Doug Lea is a brilliant developer in the concurrency space. With his Executor framework that went into (Java 5?) he suddenly made threaded programming as easy as possible to get right.

Don't forget Java Puzzlers, also by Bloch: http://www.javapuzzlers.com/ Not only is it a fun read, but it delves very deeply into case studies of the dark corners of the Java language.
Awesome. Thanks so much for the recommendations everyone.
I don't know how relevant it is for mobile development but I'd recommend Effective Java by Joshua Bloch (http://www.amazon.com/Effective-Java-2nd-Joshua-Bloch/dp/032...). It's essentially the equivalent of Effective C++ for Java and it does a good job of explaining how to properly use the language. It also contains quite a few general programming advises which are applicable to other languages. Just keep in mind that it assumes that you already know the language and have a bit of experience under your belt.
Also, consider The Well Grounded Java Developer which is now in Manning's Early Access Program (http://www.manning.com/evans/).
Since I recall you being a Common Lisp enthousiast: do you see, for example, ECL ever becoming a viable alternative for making Android apps?

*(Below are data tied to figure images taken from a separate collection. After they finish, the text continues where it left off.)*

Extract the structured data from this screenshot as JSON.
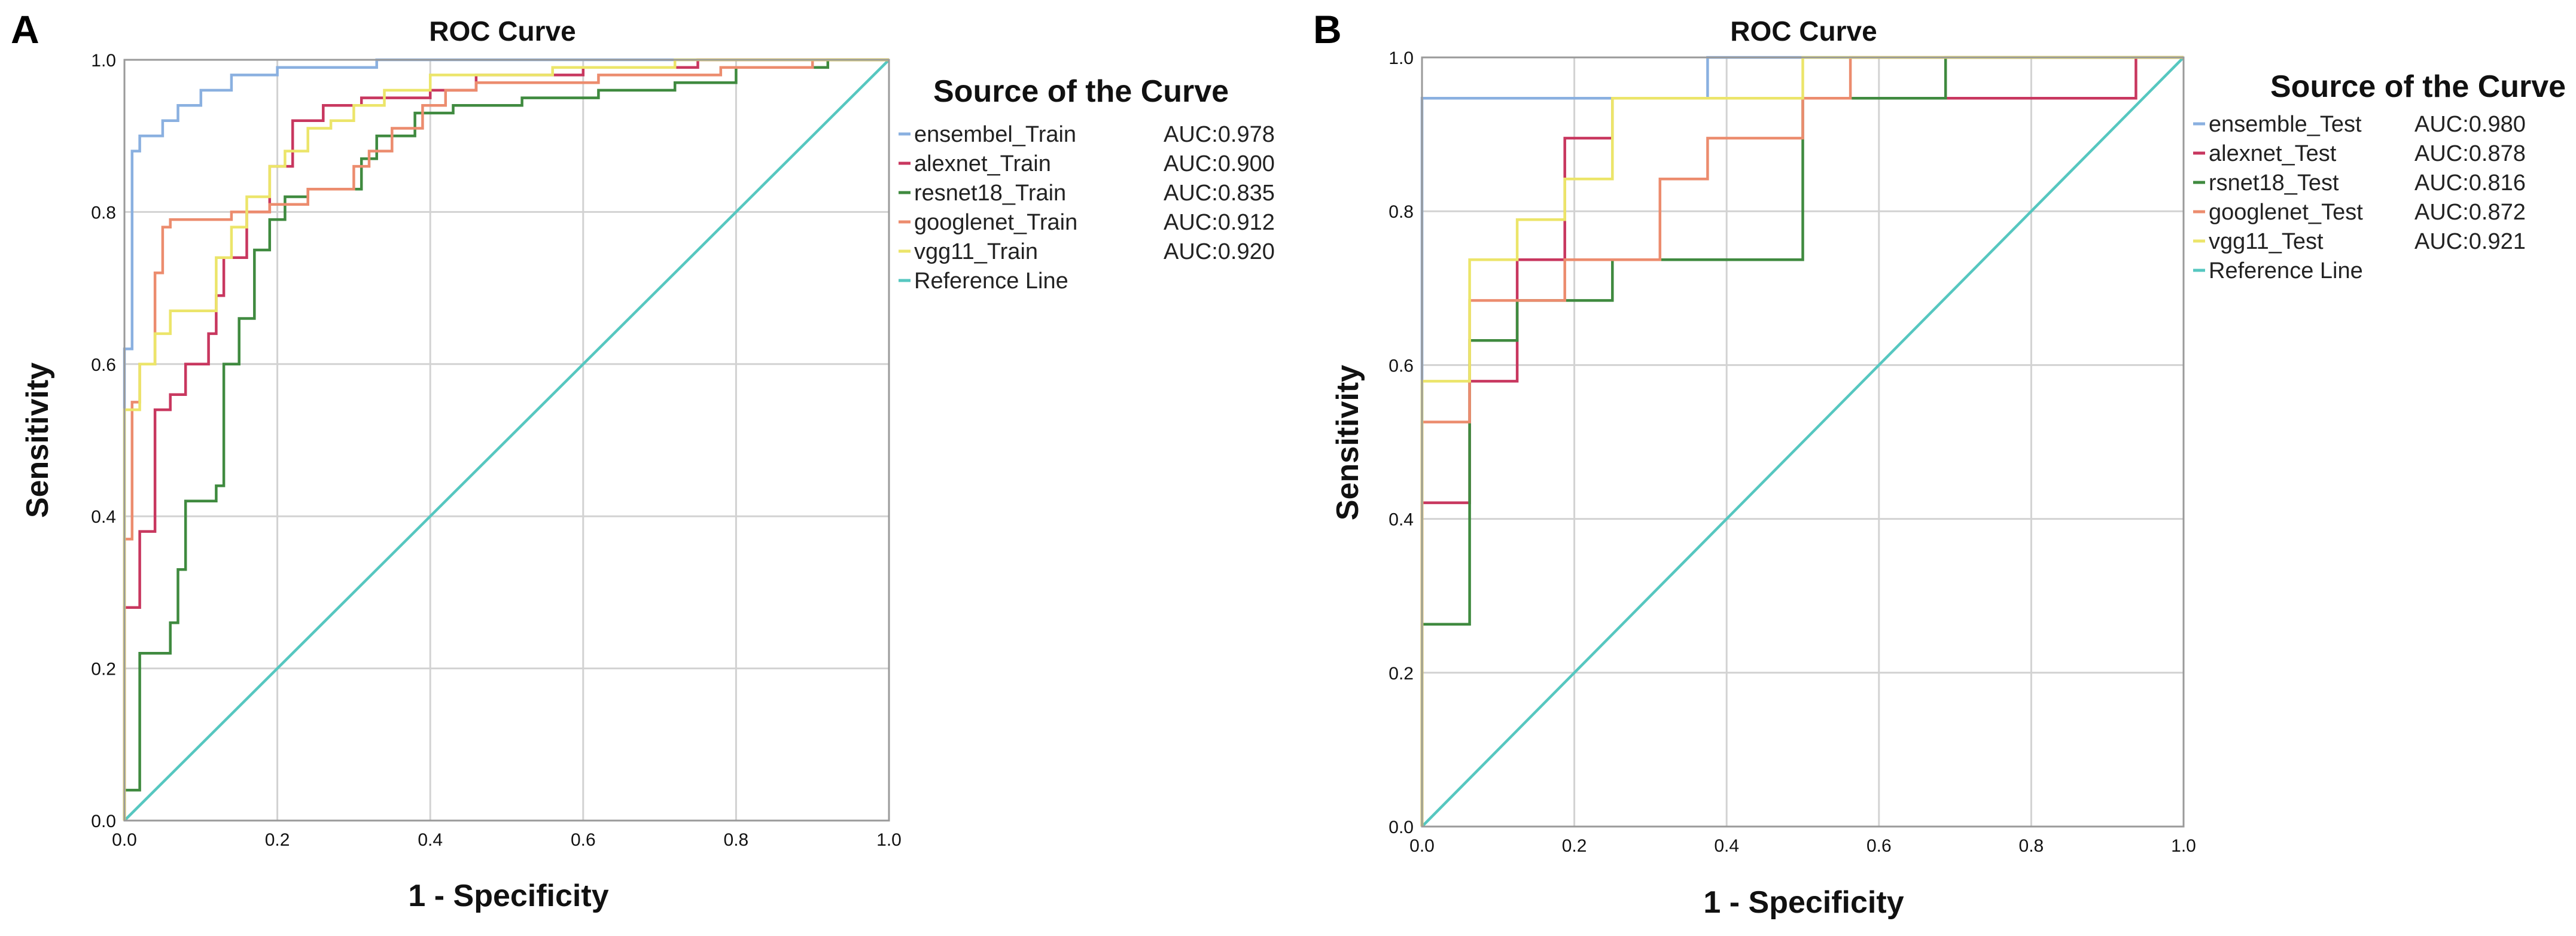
{
  "colors": {
    "ensemble": "#8ab0e0",
    "alexnet": "#c8375f",
    "resnet18": "#3f8a3f",
    "googlenet": "#ec8c6e",
    "vgg11": "#ece56a",
    "reference": "#56c7c0",
    "grid": "#d2d2d2"
  },
  "chart_data": [
    {
      "panel_label": "A",
      "type": "line",
      "title": "ROC Curve",
      "xlabel": "1 - Specificity",
      "ylabel": "Sensitivity",
      "xlim": [
        0,
        1
      ],
      "ylim": [
        0,
        1
      ],
      "grid": true,
      "xticks": [
        "0.0",
        "0.2",
        "0.4",
        "0.6",
        "0.8",
        "1.0"
      ],
      "yticks": [
        "0.0",
        "0.2",
        "0.4",
        "0.6",
        "0.8",
        "1.0"
      ],
      "legend_title": "Source of the Curve",
      "legend_position": "right",
      "series": [
        {
          "name": "ensembel_Train",
          "auc_label": "AUC:0.978",
          "color_key": "ensemble",
          "points": [
            [
              0,
              0
            ],
            [
              0,
              0.62
            ],
            [
              0.01,
              0.62
            ],
            [
              0.01,
              0.88
            ],
            [
              0.02,
              0.88
            ],
            [
              0.02,
              0.9
            ],
            [
              0.05,
              0.9
            ],
            [
              0.05,
              0.92
            ],
            [
              0.07,
              0.92
            ],
            [
              0.07,
              0.94
            ],
            [
              0.1,
              0.94
            ],
            [
              0.1,
              0.96
            ],
            [
              0.14,
              0.96
            ],
            [
              0.14,
              0.98
            ],
            [
              0.2,
              0.98
            ],
            [
              0.2,
              0.99
            ],
            [
              0.33,
              0.99
            ],
            [
              0.33,
              1.0
            ],
            [
              1,
              1
            ]
          ]
        },
        {
          "name": "alexnet_Train",
          "auc_label": "AUC:0.900",
          "color_key": "alexnet",
          "points": [
            [
              0,
              0
            ],
            [
              0,
              0.28
            ],
            [
              0.02,
              0.28
            ],
            [
              0.02,
              0.38
            ],
            [
              0.04,
              0.38
            ],
            [
              0.04,
              0.54
            ],
            [
              0.06,
              0.54
            ],
            [
              0.06,
              0.56
            ],
            [
              0.08,
              0.56
            ],
            [
              0.08,
              0.6
            ],
            [
              0.11,
              0.6
            ],
            [
              0.11,
              0.64
            ],
            [
              0.12,
              0.64
            ],
            [
              0.12,
              0.69
            ],
            [
              0.13,
              0.69
            ],
            [
              0.13,
              0.74
            ],
            [
              0.16,
              0.74
            ],
            [
              0.16,
              0.8
            ],
            [
              0.19,
              0.8
            ],
            [
              0.19,
              0.86
            ],
            [
              0.22,
              0.86
            ],
            [
              0.22,
              0.92
            ],
            [
              0.26,
              0.92
            ],
            [
              0.26,
              0.94
            ],
            [
              0.31,
              0.94
            ],
            [
              0.31,
              0.95
            ],
            [
              0.4,
              0.95
            ],
            [
              0.4,
              0.96
            ],
            [
              0.46,
              0.96
            ],
            [
              0.46,
              0.98
            ],
            [
              0.6,
              0.98
            ],
            [
              0.6,
              0.99
            ],
            [
              0.75,
              0.99
            ],
            [
              0.75,
              1.0
            ],
            [
              1,
              1
            ]
          ]
        },
        {
          "name": "resnet18_Train",
          "auc_label": "AUC:0.835",
          "color_key": "resnet18",
          "points": [
            [
              0,
              0
            ],
            [
              0,
              0.04
            ],
            [
              0.02,
              0.04
            ],
            [
              0.02,
              0.22
            ],
            [
              0.06,
              0.22
            ],
            [
              0.06,
              0.26
            ],
            [
              0.07,
              0.26
            ],
            [
              0.07,
              0.33
            ],
            [
              0.08,
              0.33
            ],
            [
              0.08,
              0.42
            ],
            [
              0.12,
              0.42
            ],
            [
              0.12,
              0.44
            ],
            [
              0.13,
              0.44
            ],
            [
              0.13,
              0.6
            ],
            [
              0.15,
              0.6
            ],
            [
              0.15,
              0.66
            ],
            [
              0.17,
              0.66
            ],
            [
              0.17,
              0.75
            ],
            [
              0.19,
              0.75
            ],
            [
              0.19,
              0.79
            ],
            [
              0.21,
              0.79
            ],
            [
              0.21,
              0.82
            ],
            [
              0.24,
              0.82
            ],
            [
              0.24,
              0.83
            ],
            [
              0.31,
              0.83
            ],
            [
              0.31,
              0.87
            ],
            [
              0.33,
              0.87
            ],
            [
              0.33,
              0.9
            ],
            [
              0.38,
              0.9
            ],
            [
              0.38,
              0.93
            ],
            [
              0.43,
              0.93
            ],
            [
              0.43,
              0.94
            ],
            [
              0.52,
              0.94
            ],
            [
              0.52,
              0.95
            ],
            [
              0.62,
              0.95
            ],
            [
              0.62,
              0.96
            ],
            [
              0.72,
              0.96
            ],
            [
              0.72,
              0.97
            ],
            [
              0.8,
              0.97
            ],
            [
              0.8,
              0.99
            ],
            [
              0.92,
              0.99
            ],
            [
              0.92,
              1.0
            ],
            [
              1,
              1
            ]
          ]
        },
        {
          "name": "googlenet_Train",
          "auc_label": "AUC:0.912",
          "color_key": "googlenet",
          "points": [
            [
              0,
              0
            ],
            [
              0,
              0.37
            ],
            [
              0.01,
              0.37
            ],
            [
              0.01,
              0.55
            ],
            [
              0.02,
              0.55
            ],
            [
              0.02,
              0.6
            ],
            [
              0.04,
              0.6
            ],
            [
              0.04,
              0.72
            ],
            [
              0.05,
              0.72
            ],
            [
              0.05,
              0.78
            ],
            [
              0.06,
              0.78
            ],
            [
              0.06,
              0.79
            ],
            [
              0.14,
              0.79
            ],
            [
              0.14,
              0.8
            ],
            [
              0.19,
              0.8
            ],
            [
              0.19,
              0.81
            ],
            [
              0.24,
              0.81
            ],
            [
              0.24,
              0.83
            ],
            [
              0.3,
              0.83
            ],
            [
              0.3,
              0.86
            ],
            [
              0.32,
              0.86
            ],
            [
              0.32,
              0.88
            ],
            [
              0.35,
              0.88
            ],
            [
              0.35,
              0.91
            ],
            [
              0.39,
              0.91
            ],
            [
              0.39,
              0.94
            ],
            [
              0.42,
              0.94
            ],
            [
              0.42,
              0.96
            ],
            [
              0.46,
              0.96
            ],
            [
              0.46,
              0.97
            ],
            [
              0.62,
              0.97
            ],
            [
              0.62,
              0.98
            ],
            [
              0.78,
              0.98
            ],
            [
              0.78,
              0.99
            ],
            [
              0.9,
              0.99
            ],
            [
              0.9,
              1.0
            ],
            [
              1,
              1
            ]
          ]
        },
        {
          "name": "vgg11_Train",
          "auc_label": "AUC:0.920",
          "color_key": "vgg11",
          "points": [
            [
              0,
              0
            ],
            [
              0,
              0.54
            ],
            [
              0.02,
              0.54
            ],
            [
              0.02,
              0.6
            ],
            [
              0.04,
              0.6
            ],
            [
              0.04,
              0.64
            ],
            [
              0.06,
              0.64
            ],
            [
              0.06,
              0.67
            ],
            [
              0.12,
              0.67
            ],
            [
              0.12,
              0.74
            ],
            [
              0.14,
              0.74
            ],
            [
              0.14,
              0.78
            ],
            [
              0.16,
              0.78
            ],
            [
              0.16,
              0.82
            ],
            [
              0.19,
              0.82
            ],
            [
              0.19,
              0.86
            ],
            [
              0.21,
              0.86
            ],
            [
              0.21,
              0.88
            ],
            [
              0.24,
              0.88
            ],
            [
              0.24,
              0.91
            ],
            [
              0.27,
              0.91
            ],
            [
              0.27,
              0.92
            ],
            [
              0.3,
              0.92
            ],
            [
              0.3,
              0.94
            ],
            [
              0.34,
              0.94
            ],
            [
              0.34,
              0.96
            ],
            [
              0.4,
              0.96
            ],
            [
              0.4,
              0.98
            ],
            [
              0.56,
              0.98
            ],
            [
              0.56,
              0.99
            ],
            [
              0.72,
              0.99
            ],
            [
              0.72,
              1.0
            ],
            [
              1,
              1
            ]
          ]
        },
        {
          "name": "Reference Line",
          "auc_label": "",
          "color_key": "reference",
          "points": [
            [
              0,
              0
            ],
            [
              1,
              1
            ]
          ]
        }
      ]
    },
    {
      "panel_label": "B",
      "type": "line",
      "title": "ROC Curve",
      "xlabel": "1 - Specificity",
      "ylabel": "Sensitivity",
      "xlim": [
        0,
        1
      ],
      "ylim": [
        0,
        1
      ],
      "grid": true,
      "xticks": [
        "0.0",
        "0.2",
        "0.4",
        "0.6",
        "0.8",
        "1.0"
      ],
      "yticks": [
        "0.0",
        "0.2",
        "0.4",
        "0.6",
        "0.8",
        "1.0"
      ],
      "legend_title": "Source of the Curve",
      "legend_position": "right",
      "series": [
        {
          "name": "ensemble_Test",
          "auc_label": "AUC:0.980",
          "color_key": "ensemble",
          "points": [
            [
              0,
              0
            ],
            [
              0,
              0.947
            ],
            [
              0.375,
              0.947
            ],
            [
              0.375,
              1.0
            ],
            [
              1,
              1
            ]
          ]
        },
        {
          "name": "alexnet_Test",
          "auc_label": "AUC:0.878",
          "color_key": "alexnet",
          "points": [
            [
              0,
              0
            ],
            [
              0,
              0.421
            ],
            [
              0.0625,
              0.421
            ],
            [
              0.0625,
              0.579
            ],
            [
              0.125,
              0.579
            ],
            [
              0.125,
              0.737
            ],
            [
              0.1875,
              0.737
            ],
            [
              0.1875,
              0.895
            ],
            [
              0.25,
              0.895
            ],
            [
              0.25,
              0.947
            ],
            [
              0.9375,
              0.947
            ],
            [
              0.9375,
              1.0
            ],
            [
              1,
              1
            ]
          ]
        },
        {
          "name": "rsnet18_Test",
          "auc_label": "AUC:0.816",
          "color_key": "resnet18",
          "points": [
            [
              0,
              0
            ],
            [
              0,
              0.263
            ],
            [
              0.0625,
              0.263
            ],
            [
              0.0625,
              0.632
            ],
            [
              0.125,
              0.632
            ],
            [
              0.125,
              0.684
            ],
            [
              0.25,
              0.684
            ],
            [
              0.25,
              0.737
            ],
            [
              0.5,
              0.737
            ],
            [
              0.5,
              0.947
            ],
            [
              0.6875,
              0.947
            ],
            [
              0.6875,
              1.0
            ],
            [
              1,
              1
            ]
          ]
        },
        {
          "name": "googlenet_Test",
          "auc_label": "AUC:0.872",
          "color_key": "googlenet",
          "points": [
            [
              0,
              0
            ],
            [
              0,
              0.526
            ],
            [
              0.0625,
              0.526
            ],
            [
              0.0625,
              0.684
            ],
            [
              0.1875,
              0.684
            ],
            [
              0.1875,
              0.737
            ],
            [
              0.3125,
              0.737
            ],
            [
              0.3125,
              0.842
            ],
            [
              0.375,
              0.842
            ],
            [
              0.375,
              0.895
            ],
            [
              0.5,
              0.895
            ],
            [
              0.5,
              0.947
            ],
            [
              0.5625,
              0.947
            ],
            [
              0.5625,
              1.0
            ],
            [
              1,
              1
            ]
          ]
        },
        {
          "name": "vgg11_Test",
          "auc_label": "AUC:0.921",
          "color_key": "vgg11",
          "points": [
            [
              0,
              0
            ],
            [
              0,
              0.579
            ],
            [
              0.0625,
              0.579
            ],
            [
              0.0625,
              0.737
            ],
            [
              0.125,
              0.737
            ],
            [
              0.125,
              0.789
            ],
            [
              0.1875,
              0.789
            ],
            [
              0.1875,
              0.842
            ],
            [
              0.25,
              0.842
            ],
            [
              0.25,
              0.947
            ],
            [
              0.5,
              0.947
            ],
            [
              0.5,
              1.0
            ],
            [
              1,
              1
            ]
          ]
        },
        {
          "name": "Reference Line",
          "auc_label": "",
          "color_key": "reference",
          "points": [
            [
              0,
              0
            ],
            [
              1,
              1
            ]
          ]
        }
      ]
    }
  ]
}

I've been exploring iOS using Objective-C and I'm about half-way done with my first real app for the Appstore and I can't wait to try and rewrite it using ECL once it is done.

Otherwise it will probably be Unity for me since my main interest is games and game-like apps. I really don't have the time to become and expert in each and every differing mobile platform.

I didn't look into any "alternative" ways of doing things. I tried to port ABCL to Android, but for my current needs, the standard-way is good enough, at least then I can hire help and focus on what matters, instead of doing everything myself.

Our Android apps are all on the galaxy tablet, we plan to roll out a deployment of 50 devices by year's end.